Le ministre de la Justice propose de tester dans neuf à douze juridictions et pendant quatre ans des tribunaux des activités économiques aux compétences élargies par rapport aux tribunaux de commerce, et à destination notamment des agriculteurs et de certaines professions libérales.

Une contribution pour la justice économique sera mise en place dans ces nouveaux tribunaux pour un maximum de 5% du montant du litige et dans la limite de 100 000 euros pour inciter à recourir à un règlement à l’amiable en cas de conflit. A noter que cette contribution ne concernerait pas les procédures amiables et collectives.


Plus de liquidations judiciaires agricoles pendant l’expérimentation ?

Dans les juridictions pilotes, les procédures amiables et collectives agricoles seront transférées aux nouveaux tribunaux des activités économiques. Une mesure qui inquiète Solidarité Paysans, mouvement de lutte contre l’exclusion en milieu rural.

« Il est à craindre que les procédures de sauvegarde et de redressement soient plus difficiles à obtenir et débouchent plus souvent sur des procédures de liquidation judiciaire », craint ainsi le réseau associatif dans un communiqué en date du 23 mai. Solidarité Paysans rappelle qu’en 2022 1203 défaillances d’entreprises ont été enregistrées en agriculture, dont 562 liquidations, soit 46% des défaillances en agriculture contre près de 78% de liquidations pour le secteur du commerce.

Il est à craindre que les procédures de sauvegarde et de redressement soient plus difficile à obtenir

Solidarité Paysans souligne que l’expérimentation proposée va être réalisée sans changer le collège électoral des juges consulaires du tribunal de commerce actuellement composé de commerçants et artisans. « Des conditions qui ne seront pas du tout celles du fonctionnement des tribunaux des activités économiques » si l’expérimentation est élargie, déplore l’organisation. Pour la période de l’expérimentation, l’association craint que les juges consulaires qui ne connaissent pas les problématiques agricoles fassent un usage inadapté de ces procédures collectives et amiables et les traitent de manière plus expéditive.

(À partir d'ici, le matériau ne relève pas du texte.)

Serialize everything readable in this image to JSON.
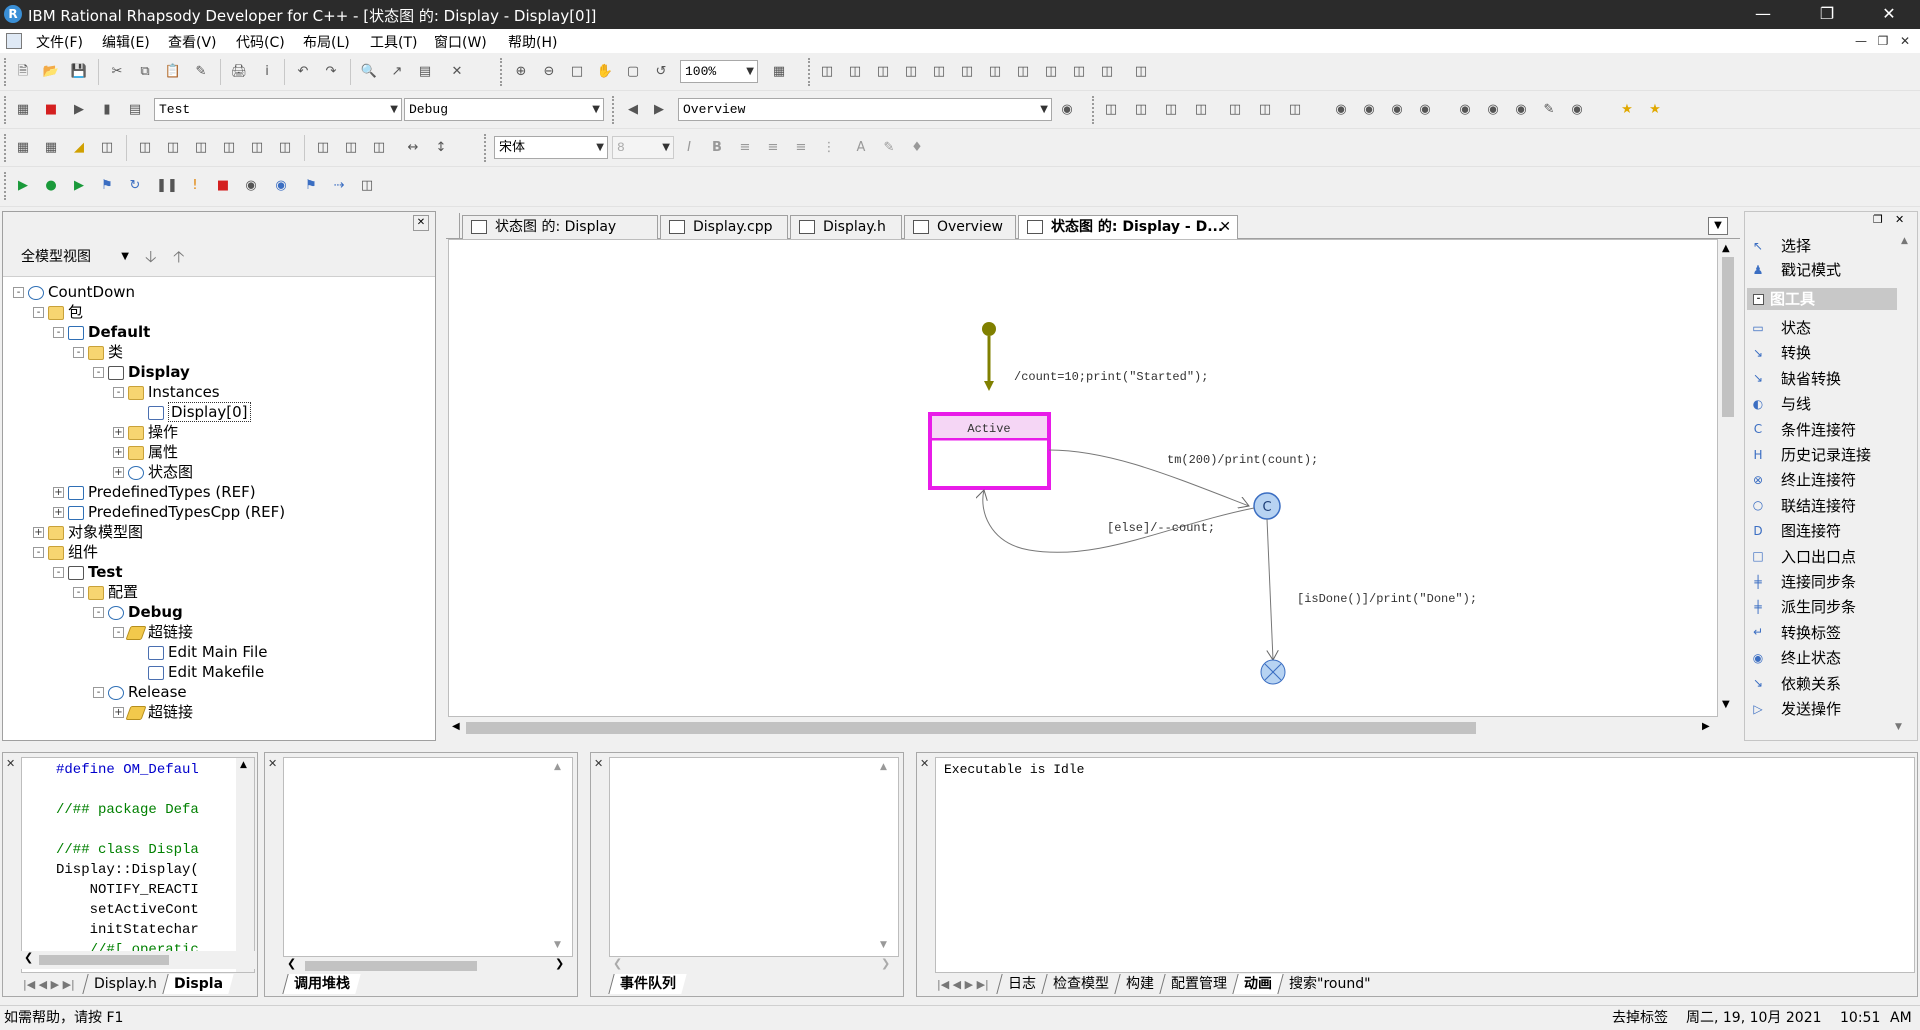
{
  "window": {
    "title": "IBM Rational Rhapsody Developer for C++ - [状态图 的:  Display - Display[0]]",
    "app_icon": "R"
  },
  "menu": [
    "文件(F)",
    "编辑(E)",
    "查看(V)",
    "代码(C)",
    "布局(L)",
    "工具(T)",
    "窗口(W)",
    "帮助(H)"
  ],
  "toolbar": {
    "zoom": "100%",
    "config": "Test",
    "build": "Debug",
    "diagram_select": "Overview",
    "font_name": "宋体",
    "font_size": "8"
  },
  "browser": {
    "view_label": "全模型视图",
    "tree": [
      {
        "label": "CountDown",
        "level": 0,
        "icon": "project",
        "bold": false,
        "exp": "-"
      },
      {
        "label": "包",
        "level": 1,
        "icon": "folder",
        "exp": "-"
      },
      {
        "label": "Default",
        "level": 2,
        "icon": "package",
        "bold": true,
        "exp": "-"
      },
      {
        "label": "类",
        "level": 3,
        "icon": "folder",
        "exp": "-"
      },
      {
        "label": "Display",
        "level": 4,
        "icon": "class",
        "bold": true,
        "exp": "-"
      },
      {
        "label": "Instances",
        "level": 5,
        "icon": "folder",
        "exp": "-"
      },
      {
        "label": "Display[0]",
        "level": 6,
        "icon": "doc",
        "exp": "",
        "selected": true
      },
      {
        "label": "操作",
        "level": 5,
        "icon": "folder",
        "exp": "+"
      },
      {
        "label": "属性",
        "level": 5,
        "icon": "folder",
        "exp": "+"
      },
      {
        "label": "状态图",
        "level": 5,
        "icon": "gear",
        "exp": "+"
      },
      {
        "label": "PredefinedTypes (REF)",
        "level": 2,
        "icon": "package",
        "exp": "+"
      },
      {
        "label": "PredefinedTypesCpp (REF)",
        "level": 2,
        "icon": "package",
        "exp": "+"
      },
      {
        "label": "对象模型图",
        "level": 1,
        "icon": "folder",
        "exp": "+"
      },
      {
        "label": "组件",
        "level": 1,
        "icon": "folder",
        "exp": "-"
      },
      {
        "label": "Test",
        "level": 2,
        "icon": "class",
        "bold": true,
        "exp": "-"
      },
      {
        "label": "配置",
        "level": 3,
        "icon": "folder",
        "exp": "-"
      },
      {
        "label": "Debug",
        "level": 4,
        "icon": "gear",
        "bold": true,
        "exp": "-"
      },
      {
        "label": "超链接",
        "level": 5,
        "icon": "link",
        "exp": "-"
      },
      {
        "label": "Edit Main File",
        "level": 6,
        "icon": "doc",
        "exp": ""
      },
      {
        "label": "Edit Makefile",
        "level": 6,
        "icon": "doc",
        "exp": ""
      },
      {
        "label": "Release",
        "level": 4,
        "icon": "gear",
        "exp": "-"
      },
      {
        "label": "超链接",
        "level": 5,
        "icon": "link",
        "exp": "+"
      }
    ]
  },
  "editor_tabs": [
    {
      "label": "状态图 的:  Display",
      "active": false
    },
    {
      "label": "Display.cpp",
      "active": false
    },
    {
      "label": "Display.h",
      "active": false
    },
    {
      "label": "Overview",
      "active": false
    },
    {
      "label": "状态图 的:  Display - D...",
      "active": true
    }
  ],
  "diagram": {
    "state_name": "Active",
    "initial_action": "/count=10;print(\"Started\");",
    "timeout_label": "tm(200)/print(count);",
    "else_label": "[else]/--count;",
    "done_label": "[isDone()]/print(\"Done\");",
    "condition_glyph": "C",
    "accent_state": "#e81ce8",
    "accent_initial": "#808000"
  },
  "tools": {
    "items_top": [
      {
        "label": "选择",
        "icon": "pointer-icon"
      },
      {
        "label": "戳记模式",
        "icon": "stamp-icon"
      }
    ],
    "section": "图工具",
    "items": [
      {
        "label": "状态",
        "icon": "state-icon"
      },
      {
        "label": "转换",
        "icon": "transition-icon"
      },
      {
        "label": "缺省转换",
        "icon": "default-transition-icon"
      },
      {
        "label": "与线",
        "icon": "and-line-icon"
      },
      {
        "label": "条件连接符",
        "icon": "condition-connector-icon"
      },
      {
        "label": "历史记录连接",
        "icon": "history-connector-icon"
      },
      {
        "label": "终止连接符",
        "icon": "termination-connector-icon"
      },
      {
        "label": "联结连接符",
        "icon": "junction-connector-icon"
      },
      {
        "label": "图连接符",
        "icon": "diagram-connector-icon"
      },
      {
        "label": "入口出口点",
        "icon": "entry-exit-point-icon"
      },
      {
        "label": "连接同步条",
        "icon": "join-sync-bar-icon"
      },
      {
        "label": "派生同步条",
        "icon": "fork-sync-bar-icon"
      },
      {
        "label": "转换标签",
        "icon": "transition-label-icon"
      },
      {
        "label": "终止状态",
        "icon": "termination-state-icon"
      },
      {
        "label": "依赖关系",
        "icon": "dependency-icon"
      },
      {
        "label": "发送操作",
        "icon": "send-action-icon"
      }
    ]
  },
  "code_pane": {
    "lines": [
      {
        "text": "#define OM_Defaul",
        "color": "#0000cc"
      },
      {
        "text": "",
        "color": "#000"
      },
      {
        "text": "//## package Defa",
        "color": "#008000"
      },
      {
        "text": "",
        "color": "#000"
      },
      {
        "text": "//## class Displa",
        "color": "#008000"
      },
      {
        "text": "Display::Display(",
        "color": "#000"
      },
      {
        "text": "    NOTIFY_REACTI",
        "color": "#000"
      },
      {
        "text": "    setActiveCont",
        "color": "#000"
      },
      {
        "text": "    initStatechar",
        "color": "#000"
      },
      {
        "text": "    //#[ operatic",
        "color": "#008000"
      }
    ],
    "tabs": [
      "Display.h",
      "Displa"
    ]
  },
  "callstack_pane": {
    "tab": "调用堆栈"
  },
  "eventqueue_pane": {
    "tab": "事件队列"
  },
  "output_pane": {
    "text": "Executable is Idle",
    "tabs": [
      "日志",
      "检查模型",
      "构建",
      "配置管理",
      "动画",
      "搜索\"round\""
    ],
    "selected": "动画"
  },
  "status": {
    "help": "如需帮助，请按 F1",
    "tag": "去掉标签",
    "date": "周二, 19, 10月 2021",
    "time": "10:51",
    "ampm": "AM"
  }
}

Alors que les tribunaux de commerce pratiquent davantage la convocation préventive, en cas de défauts de paiement, Solidarité Paysans a également peur que cette convocation devant les tribunaux n’aggrave le mal-être et le stress des paysans.

Risques de manque de conflit d’intérêts à plus long terme

A plus long terme, l’association s’oppose à la généralisation du Tribunal des activités économiques pour plusieurs raisons :

  • Un risque de manque de compétences juridiques des juges non professionnels (disposant seulement d’une semaine de formation) à appréhendr la capacité de redressement d’une exploitation agricole
  • Un risque important de conflit d’intérêts (la plupart des agriculteurs pourront être éligibles au TAE et la juridiction du TAE sera élue par les organes consulaires de la profession agricole, soit les Chambres d'agriculture) qui « ne pourrait donner lieu qu’à des traitements partisans et partiaux des dossiers, nuisant notamment à l’objectif de poursuite de l’activité économique des procédures de sauvegarde et de redressement », juge Solidarité paysans.
  • Une logique de privatisation de la justice.
     

L’agriculture est une activité civile

Solidarité Paysans souhaite que les procédures collectives agricoles restent présentées devant le tribunal judiciaire, « car l’agriculture est une activité civile d’après le Code rural ». « Basculer ces procédures au tribunal des activités économiques, c’est considérer l’agriculture comme une activité commerciale, ou à tout le moins, une activité économique quelconque », déplore le réseau associatif.

Après avoir interpellé les ministères de la Justice et de l’Agriculture sur le sujet ainsi que plusieurs centaines de parlementaires, Solidarité Paysans a organisé plusieurs manifestations le 23 mai devant plusieurs tribunaux judiciaires.